What is the purpose for the tape/plastic wrap? Is the wire you're using 22AWG? It looks like 24 and I've found that to be just a little too skinny for reliable connections. I've used 24, but am moving away from it because it pulls out too easily.
 

Thread Starter

Anjum9694

Joined Aug 28, 2021
7
Your second picture shows you mixing HC CMOS with LS/TTL. Guaranteed TTL HIGH outputs aren't guaranteed to be high enough to drive CMOS inputs. To guarantee sufficiently high output voltages, you need to use pull-up resistors on the TTL outputs driving CMOS inputs. I've found that what you're doing usually works, but it isn't guaranteed if you get an atypical part. CMOS outputs can drive TTL inputs, but fanout is low.

Driving HCT inputs with TTL is guaranteed to work because the threshold voltages of the HCT CMOS inputs are designed to be compatible with TTL outputs.
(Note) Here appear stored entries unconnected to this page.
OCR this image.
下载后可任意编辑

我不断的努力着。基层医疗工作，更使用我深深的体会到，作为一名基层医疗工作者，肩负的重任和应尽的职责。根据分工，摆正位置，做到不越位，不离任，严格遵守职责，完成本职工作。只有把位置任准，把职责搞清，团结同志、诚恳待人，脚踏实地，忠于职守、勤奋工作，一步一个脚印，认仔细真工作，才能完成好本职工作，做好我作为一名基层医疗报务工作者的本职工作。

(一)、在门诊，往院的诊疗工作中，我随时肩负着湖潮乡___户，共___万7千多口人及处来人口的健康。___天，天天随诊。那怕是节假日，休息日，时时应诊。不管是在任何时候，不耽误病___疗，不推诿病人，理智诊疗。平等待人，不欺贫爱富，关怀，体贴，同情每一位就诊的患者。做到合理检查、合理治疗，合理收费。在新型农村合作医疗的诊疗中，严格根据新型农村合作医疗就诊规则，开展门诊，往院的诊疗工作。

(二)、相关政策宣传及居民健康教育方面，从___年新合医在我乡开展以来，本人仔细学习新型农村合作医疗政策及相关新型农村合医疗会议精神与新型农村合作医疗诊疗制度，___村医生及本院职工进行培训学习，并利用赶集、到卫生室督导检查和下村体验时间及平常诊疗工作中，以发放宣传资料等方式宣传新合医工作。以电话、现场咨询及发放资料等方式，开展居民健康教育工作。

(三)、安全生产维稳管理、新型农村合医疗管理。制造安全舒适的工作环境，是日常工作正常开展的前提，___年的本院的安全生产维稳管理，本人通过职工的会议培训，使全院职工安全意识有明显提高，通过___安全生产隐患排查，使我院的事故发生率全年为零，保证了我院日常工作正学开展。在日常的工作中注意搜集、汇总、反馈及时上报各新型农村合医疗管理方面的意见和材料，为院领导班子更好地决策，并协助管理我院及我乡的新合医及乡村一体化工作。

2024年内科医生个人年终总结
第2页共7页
HCT outputs are CMOS levels.
Thanks for the tip about not mixing the ICs. I didn't think it would be a big deal because well they both do the same thing. I should be reading datasheets beyond the pinouts.
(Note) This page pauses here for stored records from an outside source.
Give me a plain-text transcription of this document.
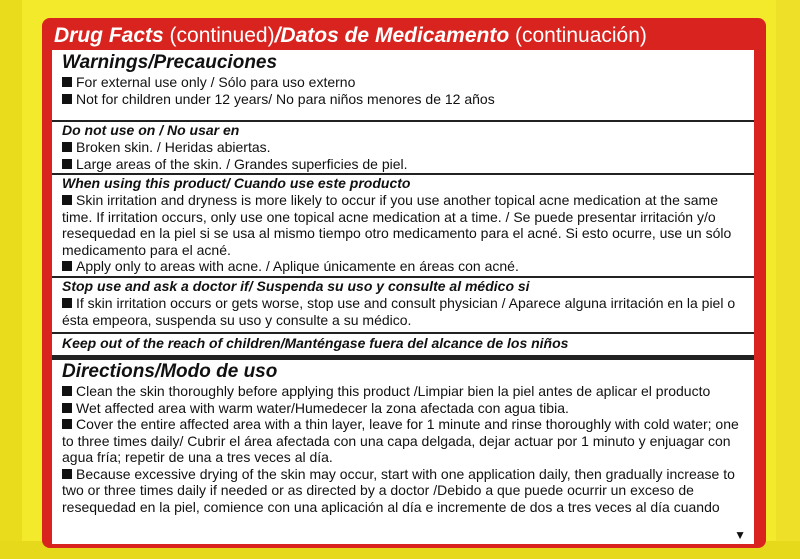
Drug Facts (continued)/Datos de Medicamento (continuación)
Warnings/Precauciones
For external use only / Sólo para uso externo
Not for children under 12 years/ No para niños menores de 12 años
Do not use on / No usar en
Broken skin. / Heridas abiertas.
Large areas of the skin. / Grandes superficies de piel.
When using this product/ Cuando use este producto
Skin irritation and dryness is more likely to occur if you use another topical acne medication at the same
time. If irritation occurs, only use one topical acne medication at a time. / Se puede presentar irritación y/o
resequedad en la piel si se usa al mismo tiempo otro medicamento para el acné. Si esto ocurre, use un sólo
medicamento para el acné.
Apply only to areas with acne. / Aplique únicamente en áreas con acné.
Stop use and ask a doctor if/ Suspenda su uso y consulte al médico si
If skin irritation occurs or gets worse, stop use and consult physician / Aparece alguna irritación en la piel o
ésta empeora, suspenda su uso y consulte a su médico.
Keep out of the reach of children/Manténgase fuera del alcance de los niños
Directions/Modo de uso
Clean the skin thoroughly before applying this product /Limpiar bien la piel antes de aplicar el producto
Wet affected area with warm water/Humedecer la zona afectada con agua tibia.
Cover the entire affected area with a thin layer, leave for 1 minute and rinse thoroughly with cold water; one
to three times daily/ Cubrir el área afectada con una capa delgada, dejar actuar por 1 minuto y enjuagar con
agua fría; repetir de una a tres veces al día.
Because excessive drying of the skin may occur, start with one application daily, then gradually increase to
two or three times daily if needed or as directed by a doctor /Debido a que puede ocurrir un exceso de
resequedad en la piel, comience con una aplicación al día e incremente de dos a tres veces al día cuando
▼
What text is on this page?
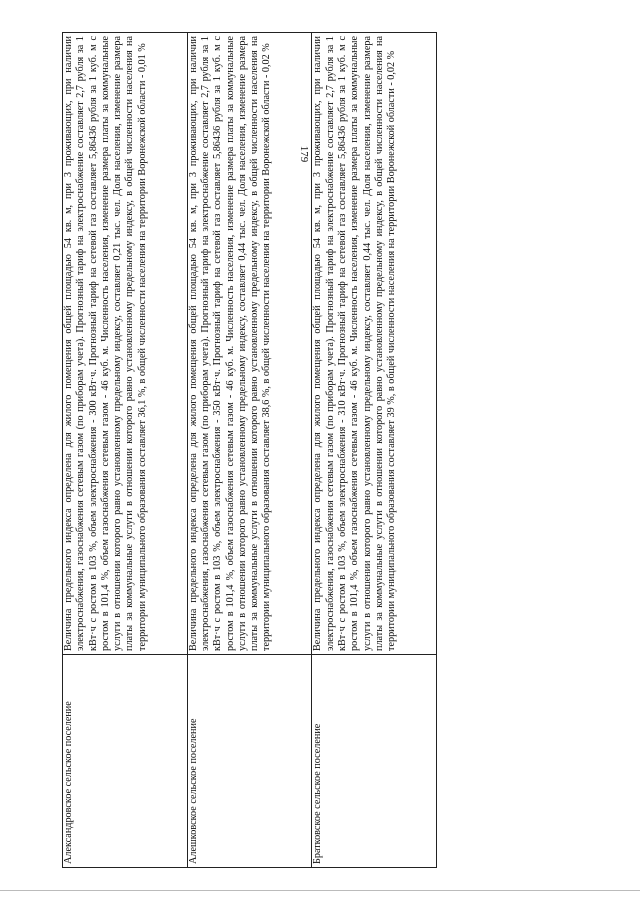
179
Александровское сельское поселение	Величина предельного индекса определена для жилого помещения общей площадью 54 кв. м, при 3 проживающих, при наличии электроснабжения, газоснабжения сетевым газом (по приборам учета). Прогнозный тариф на электроснабжение составляет 2,7 рубля за 1 кВт·ч с ростом в 103 %, объем электроснабжения - 300 кВт·ч. Прогнозный тариф на сетевой газ составляет 5,86436 рубля за 1 куб. м с ростом в 101,4 %, объем газоснабжения сетевым газом - 46 куб. м. Численность населения, изменение размера платы за коммунальные услуги в отношении которого равно установленному предельному индексу, составляет 0,21 тыс. чел. Доля населения, изменение размера платы за коммунальные услуги в отношении которого равно установленному предельному индексу, в общей численности населения на территории муниципального образования составляет 36,1 %, в общей численности населения на территории Воронежской области - 0,01 %
Алешковское сельское поселение	Величина предельного индекса определена для жилого помещения общей площадью 54 кв. м, при 3 проживающих, при наличии электроснабжения, газоснабжения сетевым газом (по приборам учета). Прогнозный тариф на электроснабжение составляет 2,7 рубля за 1 кВт·ч с ростом в 103 %, объем электроснабжения - 350 кВт·ч. Прогнозный тариф на сетевой газ составляет 5,86436 рубля за 1 куб. м с ростом в 101,4 %, объем газоснабжения сетевым газом - 46 куб. м. Численность населения, изменение размера платы за коммунальные услуги в отношении которого равно установленному предельному индексу, составляет 0,44 тыс. чел. Доля населения, изменение размера платы за коммунальные услуги в отношении которого равно установленному предельному индексу, в общей численности населения на территории муниципального образования составляет 38,6 %, в общей численности населения на территории Воронежской области - 0,02 %
Братковское сельское поселение	Величина предельного индекса определена для жилого помещения общей площадью 54 кв. м, при 3 проживающих, при наличии электроснабжения, газоснабжения сетевым газом (по приборам учета). Прогнозный тариф на электроснабжение составляет 2,7 рубля за 1 кВт·ч с ростом в 103 %, объем электроснабжения - 310 кВт·ч. Прогнозный тариф на сетевой газ составляет 5,86436 рубля за 1 куб. м с ростом в 101,4 %, объем газоснабжения сетевым газом - 46 куб. м. Численность населения, изменение размера платы за коммунальные услуги в отношении которого равно установленному предельному индексу, составляет 0,44 тыс. чел. Доля населения, изменение размера платы за коммунальные услуги в отношении которого равно установленному предельному индексу, в общей численности населения на территории муниципального образования составляет 39 %, в общей численности населения на территории Воронежской области - 0,02 %
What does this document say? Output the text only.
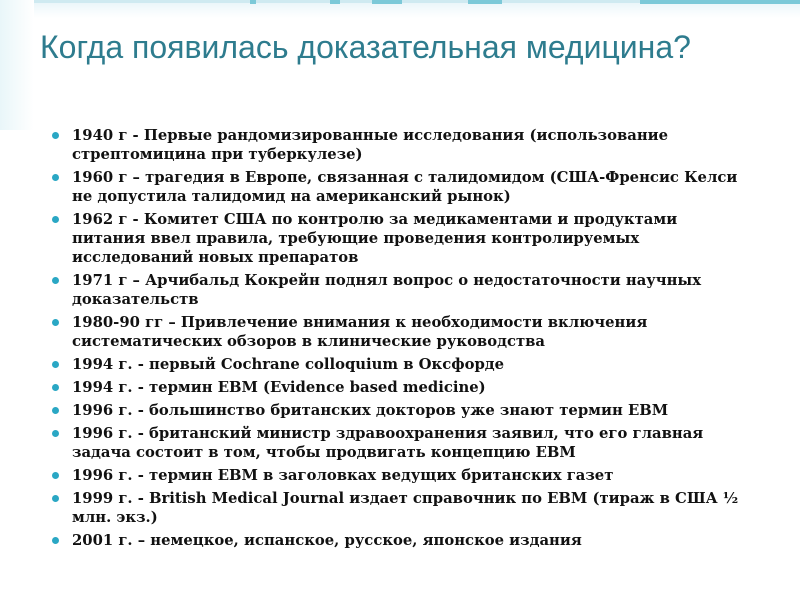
Когда появилась доказательная медицина?
1940 г - Первые рандомизированные исследования (использование стрептомицина при туберкулезе)
1960 г – трагедия в Европе, связанная с талидомидом (США-Френсис Келси не допустила талидомид на американский рынок)
1962 г - Комитет США по контролю за медикаментами и продуктами питания ввел правила, требующие проведения контролируемых исследований новых препаратов
1971 г – Арчибальд Кокрейн поднял вопрос о недостаточности научных доказательств
1980-90 гг – Привлечение внимания к необходимости включения систематических обзоров в клинические руководства
1994 г. - первый Cochrane colloquium в Оксфорде
1994 г. - термин ЕВМ (Evidence based medicine)
1996 г. - большинство британских докторов уже знают термин ЕВМ
1996 г. - британский министр здравоохранения заявил, что его главная задача состоит в том, чтобы продвигать концепцию ЕВМ
1996 г. - термин ЕВМ в заголовках ведущих британских газет
1999 г. - British Medical Journal издает справочник по ЕВМ (тираж в США ½ млн. экз.)
2001 г. – немецкое, испанское, русское, японское издания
More judicious component placement would let you breadboard your circuit in half the space (one board). Put the LS08 between the flip flops and your power supply and put the decoder between the flip flops and the timer.
This is my first ever breadboard circuit so didn't focus on optimizing IC placement but then wouldn't you still need the second board for the display and the 220ohm resistors.
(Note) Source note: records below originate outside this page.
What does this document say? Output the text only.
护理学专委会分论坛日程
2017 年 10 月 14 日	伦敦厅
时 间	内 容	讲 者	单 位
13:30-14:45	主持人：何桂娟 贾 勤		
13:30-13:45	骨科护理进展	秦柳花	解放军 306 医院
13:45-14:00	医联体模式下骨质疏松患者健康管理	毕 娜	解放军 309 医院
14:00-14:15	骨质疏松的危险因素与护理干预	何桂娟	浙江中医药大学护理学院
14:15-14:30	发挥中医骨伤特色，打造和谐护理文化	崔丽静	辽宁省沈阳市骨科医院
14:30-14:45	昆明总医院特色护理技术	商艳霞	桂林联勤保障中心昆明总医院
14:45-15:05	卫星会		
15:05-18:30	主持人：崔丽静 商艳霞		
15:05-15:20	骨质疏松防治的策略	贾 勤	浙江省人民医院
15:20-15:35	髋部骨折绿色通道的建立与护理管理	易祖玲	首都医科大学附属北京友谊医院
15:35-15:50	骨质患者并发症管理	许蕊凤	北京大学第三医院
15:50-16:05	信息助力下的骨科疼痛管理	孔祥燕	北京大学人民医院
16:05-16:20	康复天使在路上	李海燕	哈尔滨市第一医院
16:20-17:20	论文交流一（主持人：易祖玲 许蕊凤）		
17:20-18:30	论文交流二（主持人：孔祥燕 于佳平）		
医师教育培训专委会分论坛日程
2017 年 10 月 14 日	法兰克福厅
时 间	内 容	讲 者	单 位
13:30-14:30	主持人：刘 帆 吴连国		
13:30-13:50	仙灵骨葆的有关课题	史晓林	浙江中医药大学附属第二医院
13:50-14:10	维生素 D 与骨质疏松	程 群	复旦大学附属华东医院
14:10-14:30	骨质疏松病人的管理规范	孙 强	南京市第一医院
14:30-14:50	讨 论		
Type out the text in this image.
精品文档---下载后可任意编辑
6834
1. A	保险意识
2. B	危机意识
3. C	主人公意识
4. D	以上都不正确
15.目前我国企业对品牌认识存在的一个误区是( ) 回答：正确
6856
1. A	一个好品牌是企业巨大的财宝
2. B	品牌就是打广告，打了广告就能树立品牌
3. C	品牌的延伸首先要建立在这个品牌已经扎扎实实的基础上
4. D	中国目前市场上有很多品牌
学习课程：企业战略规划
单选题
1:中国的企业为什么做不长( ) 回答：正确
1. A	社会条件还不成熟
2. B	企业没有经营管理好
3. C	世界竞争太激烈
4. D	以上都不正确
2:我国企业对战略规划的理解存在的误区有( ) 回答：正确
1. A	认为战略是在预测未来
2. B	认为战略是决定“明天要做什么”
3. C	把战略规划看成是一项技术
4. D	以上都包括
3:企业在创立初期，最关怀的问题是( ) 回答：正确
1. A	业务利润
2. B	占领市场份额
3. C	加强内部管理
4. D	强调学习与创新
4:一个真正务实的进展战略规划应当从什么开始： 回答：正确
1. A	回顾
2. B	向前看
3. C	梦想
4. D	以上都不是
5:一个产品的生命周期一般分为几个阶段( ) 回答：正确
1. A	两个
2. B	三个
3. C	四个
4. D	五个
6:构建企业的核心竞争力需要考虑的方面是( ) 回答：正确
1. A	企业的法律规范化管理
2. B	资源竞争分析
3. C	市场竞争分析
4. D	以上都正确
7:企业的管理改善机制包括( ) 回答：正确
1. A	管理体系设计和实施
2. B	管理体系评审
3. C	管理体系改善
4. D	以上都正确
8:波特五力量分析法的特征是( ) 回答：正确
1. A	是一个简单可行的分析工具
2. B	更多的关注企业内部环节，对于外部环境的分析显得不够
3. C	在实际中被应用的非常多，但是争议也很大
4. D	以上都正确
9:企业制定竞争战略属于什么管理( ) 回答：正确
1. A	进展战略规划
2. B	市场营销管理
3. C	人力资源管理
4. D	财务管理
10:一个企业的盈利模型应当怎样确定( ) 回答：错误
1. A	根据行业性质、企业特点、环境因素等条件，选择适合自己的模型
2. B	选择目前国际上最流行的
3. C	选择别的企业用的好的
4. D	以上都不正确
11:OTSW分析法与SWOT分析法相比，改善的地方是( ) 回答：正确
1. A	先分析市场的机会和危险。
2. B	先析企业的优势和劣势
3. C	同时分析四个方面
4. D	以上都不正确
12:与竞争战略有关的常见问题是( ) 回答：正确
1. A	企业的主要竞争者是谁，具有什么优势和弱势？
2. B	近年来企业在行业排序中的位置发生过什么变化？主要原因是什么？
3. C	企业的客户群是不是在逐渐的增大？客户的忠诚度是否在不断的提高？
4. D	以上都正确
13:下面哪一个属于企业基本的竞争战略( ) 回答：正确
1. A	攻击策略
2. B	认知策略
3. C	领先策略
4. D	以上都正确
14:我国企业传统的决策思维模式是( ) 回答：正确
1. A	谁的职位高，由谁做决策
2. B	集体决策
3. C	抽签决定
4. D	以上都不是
What is the purpose for the tape/plastic wrap? Is the wire you're using 22AWG? It looks like 24 and I've found that to be just a little too skinny for reliable connections. I've used 24, but am moving away from it because it pulls out too easily.
It's 21 gauge solid wire stripped from cat5 cable. I initially wired the board with stranded 23 gauge and it kept moving as you mentioned hence the plastic wrap. The circuit works but thanks I will remember the tips from this thread next time and do better.
 

dl324

Joined Mar 30, 2015
16,844
This is my first ever breadboard circuit so didn't focus on optimizing IC placement but then wouldn't you still need the second board for the display and the 220ohm resistors
If you remove as much space as possible between the IC's and don't take so much space for resistors, it should fit on one board.
It's 21 gauge solid wire stripped from cat5 cable. I initially wired the board with stranded 23 gauge and it kept moving as you mentioned hence the plastic wrap.

You could use 1/4W resistors on the display.
AFAIK, CAT5 cable uses #24 wire.
1631470239686.png

Stranded wire isn't good for solderless breadboards. If the wire moves so easily, you could get unreliable connections. Solderless breadboards were designed for solid #22 wire. The blue jumper you're holding is around the same gauge as #22 wire. If it's square, it's probably 0.025" square to make it compatible with female header pins and solderless breadboards.
 

DickCappels

Joined Aug 21, 2008
10,153
Just to inject my own 2¢, solderless breadboards are not very useful for fast or high frequency things, this is particularly true for circuit with edge sensitive like latches, shift registers and counters to name a few.
 

Ian0

Joined Aug 7, 2020
9,667
I just shorted blanking input of the 7 segment driver IC to the ground with a 3.3uF capacitor and the numbers started rolling. Now I don't have to touch it to work.
Not sure that's going to work long term. There might well be enough leakage current to charge it up. Try a resistor.